The back end of our functional compiler often generates sequential
switch statements in LLVM typed assembly that scrutinize on the same
expression. For example, in C syntax:

#1
switch( e )
{
  case e2:
  {
    e3
  }
  ...
}
switch( e )
{
  case e2:
  {
    e4
  }
  ...
}

In this case, it would be nice if the second switch would be embedded in
each arm of the first switch. Because the set of values of e are known
in each arm, it is possible to remove the switch in that arm.

So lets say we translate it to

#2
switch( e )
{
  case e2:
  {
    e3

    switch( e )
    {
      case e2:
      {
        e4
      }
      ...
    }
  }
  ...
}

Then the existing LLVM transformations reduce this further to:

#3
switch( e )
{
  case e2:
  {
    e3
    e4
  }
}

So the only problem is that LLVM does not perform the step from #1 to #2.

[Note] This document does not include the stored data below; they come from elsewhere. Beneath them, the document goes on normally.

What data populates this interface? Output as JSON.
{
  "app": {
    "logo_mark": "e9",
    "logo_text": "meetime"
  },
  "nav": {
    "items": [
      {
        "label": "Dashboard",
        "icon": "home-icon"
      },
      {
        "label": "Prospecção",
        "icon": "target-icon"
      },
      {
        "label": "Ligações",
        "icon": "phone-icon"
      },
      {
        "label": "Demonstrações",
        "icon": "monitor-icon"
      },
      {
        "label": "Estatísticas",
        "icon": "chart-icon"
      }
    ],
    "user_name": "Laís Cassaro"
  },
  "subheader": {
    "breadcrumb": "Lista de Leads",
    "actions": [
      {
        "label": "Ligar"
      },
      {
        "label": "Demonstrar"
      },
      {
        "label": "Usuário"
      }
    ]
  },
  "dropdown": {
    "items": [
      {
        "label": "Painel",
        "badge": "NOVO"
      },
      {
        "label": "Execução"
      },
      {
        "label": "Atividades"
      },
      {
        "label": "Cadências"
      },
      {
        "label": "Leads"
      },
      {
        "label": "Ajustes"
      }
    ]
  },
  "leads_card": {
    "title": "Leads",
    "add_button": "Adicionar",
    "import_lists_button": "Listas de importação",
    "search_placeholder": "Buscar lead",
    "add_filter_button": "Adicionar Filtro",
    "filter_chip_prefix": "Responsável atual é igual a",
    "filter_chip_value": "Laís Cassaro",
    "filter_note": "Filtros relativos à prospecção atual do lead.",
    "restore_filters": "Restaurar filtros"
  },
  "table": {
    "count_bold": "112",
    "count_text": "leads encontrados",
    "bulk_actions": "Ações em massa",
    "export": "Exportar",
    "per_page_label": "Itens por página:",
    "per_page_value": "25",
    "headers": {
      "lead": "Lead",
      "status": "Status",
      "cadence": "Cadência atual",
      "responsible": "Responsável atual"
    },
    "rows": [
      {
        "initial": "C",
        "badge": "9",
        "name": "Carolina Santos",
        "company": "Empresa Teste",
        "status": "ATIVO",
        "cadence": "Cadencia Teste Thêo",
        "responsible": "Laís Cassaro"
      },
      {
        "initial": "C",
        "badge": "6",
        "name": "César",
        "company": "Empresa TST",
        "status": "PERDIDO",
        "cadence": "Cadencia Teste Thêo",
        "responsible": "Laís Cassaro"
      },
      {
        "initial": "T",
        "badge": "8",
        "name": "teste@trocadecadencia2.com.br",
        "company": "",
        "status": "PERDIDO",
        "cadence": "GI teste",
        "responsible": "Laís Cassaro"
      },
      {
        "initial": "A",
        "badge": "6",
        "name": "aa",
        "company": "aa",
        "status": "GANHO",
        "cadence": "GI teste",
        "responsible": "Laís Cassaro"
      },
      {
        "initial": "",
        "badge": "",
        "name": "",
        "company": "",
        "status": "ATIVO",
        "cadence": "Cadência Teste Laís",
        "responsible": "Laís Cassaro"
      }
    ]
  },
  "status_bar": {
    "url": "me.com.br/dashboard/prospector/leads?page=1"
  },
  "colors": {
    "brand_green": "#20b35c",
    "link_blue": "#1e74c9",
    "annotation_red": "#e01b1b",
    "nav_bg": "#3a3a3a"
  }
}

This transformation is not only beneficial in the case described above
but also in cases as the following:

#4
int c = 0;
switch( e )
{
  case e2:
  {
    e3
    c = e5
  }
...
}

switch( c )
{
...
}

If the second switch would be embedded in each arm of the first one, the
second switch can be eliminated. The only disadvantage that I see is the
possible code duplication,

So basicly I want to know the following:

1) Do you think this optimisation is nice to implement in LLVM, then I
am not the only one benefitting from it, or should I apply it on the
intermediate language in the back end.
2) If I want to implement this in LLVM, can somebody give me pointers to
the source files to start with?

Thanks!

-- John van Schie

So basicly I want to know the following:

1) Do you think this optimisation is nice to implement in LLVM, then I
am not the only one benefitting from it, or should I apply it on the
intermediate language in the back end.

Yes, this should go into LLVM.

2) If I want to implement this in LLVM, can somebody give me pointers to
the source files to start with?

This sort of optimization is the thing that predsimplify was supposed to fix. The basic issue is that you need to know that in "switch (x) { case 14:" in the region dominated by the 'case 14' that x is equal to 14. Knowing and tracking this information allows simplifications, for example another switch on x can be reduced to switch on 14.. which turns into an unconditional branch.